The air traffic control tower is manned 24/7 due to the continuous, high-volume operations here at the 379th AEW. Upon arrival to the wing, the controllers have five days from the time they arrive to be fully ready to support the mission here.
"Stateside, the expectation for someone to be fully trained on operating at a new tower is anywhere from six months to a year," said Miller. "We bring in controllers with different backgrounds, experiences and training, and they perform their functions well."
Controllers here not only govern air traffic for Army, Air Force, Navy and Marine assets, but they also support the host nation flying assets as well.

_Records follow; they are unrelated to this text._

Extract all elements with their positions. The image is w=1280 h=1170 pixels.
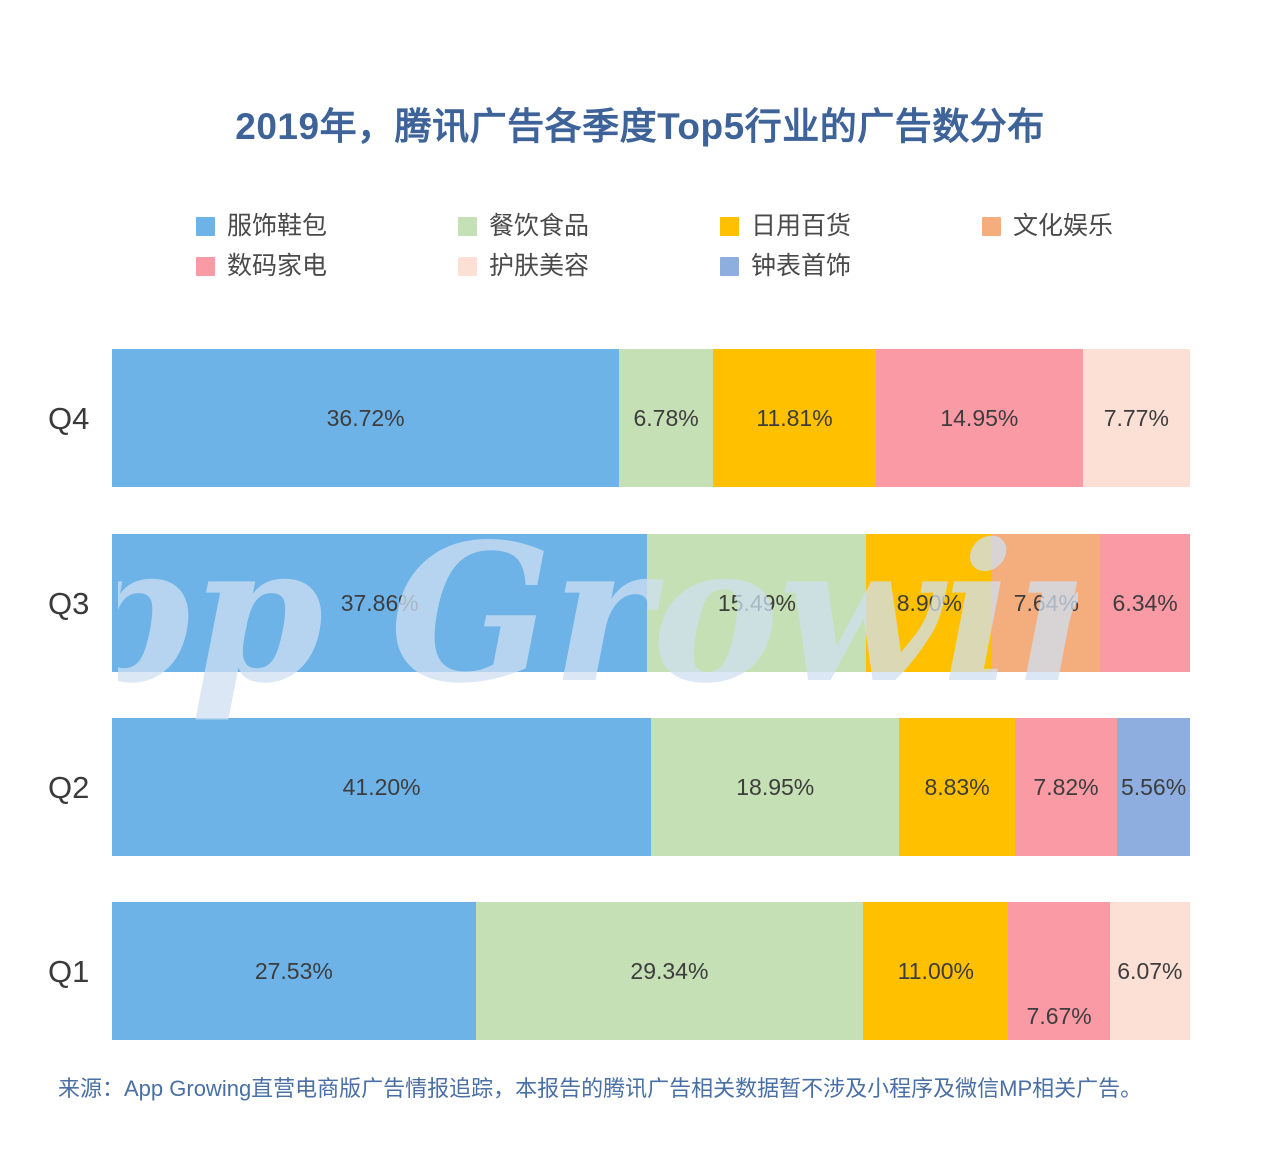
bar-segment-餐饮食品[interactable]: 18.95% (651, 718, 899, 856)
legend-item-文化娱乐[interactable]: 文化娱乐 (982, 214, 1244, 239)
legend-item-餐饮食品[interactable]: 餐饮食品 (458, 214, 720, 239)
legend-item-label: 文化娱乐 (1013, 214, 1113, 239)
source-note: 来源：App Growing直营电商版广告情报追踪，本报告的腾讯广告相关数据暂不… (58, 1070, 1228, 1109)
bar-segment-护肤美容[interactable]: 6.07% (1110, 902, 1190, 1040)
bar-segment-value: 5.56% (1121, 776, 1186, 799)
legend-item-护肤美容[interactable]: 护肤美容 (458, 254, 720, 279)
legend-swatch-icon (720, 257, 739, 276)
bar-segment-服饰鞋包[interactable]: 37.86% (112, 534, 647, 672)
category-label-Q4: Q4 (48, 403, 104, 434)
bar-segment-value: 15.49% (718, 592, 796, 615)
legend-item-label: 餐饮食品 (489, 214, 589, 239)
page-title: 2019年，腾讯广告各季度Top5行业的广告数分布 (0, 96, 1280, 150)
bar-track: 41.20%18.95%8.83%7.82%5.56% (112, 718, 1190, 856)
bar-segment-value: 11.00% (898, 960, 974, 983)
bar-track: 27.53%29.34%11.00%7.67%6.07% (112, 902, 1190, 1040)
bar-segment-value: 8.83% (924, 776, 989, 799)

"We work directly with the local controllers just like we would with any other Air Force personnel," Miller said. "As a top-line supervisor, I have to be able to oversee them and provide corrections as necessary, while practicing the proper customs and courtesies of the host nation."
Air traffic controllers here are always ready to guide and govern aircraft and are essential to successful operations in the CENTCOM AOR.
"We have a fantastic team, who do a very important job," said Capt. Jason Matheny, the 379th Expeditionary Operations Support Squadron ATC flight commander, deployed from Holloman Air Force Base, N.M., and originally from Biloxi, Miss. "They seamlessly manage one of our most valuable assets -- the airfield."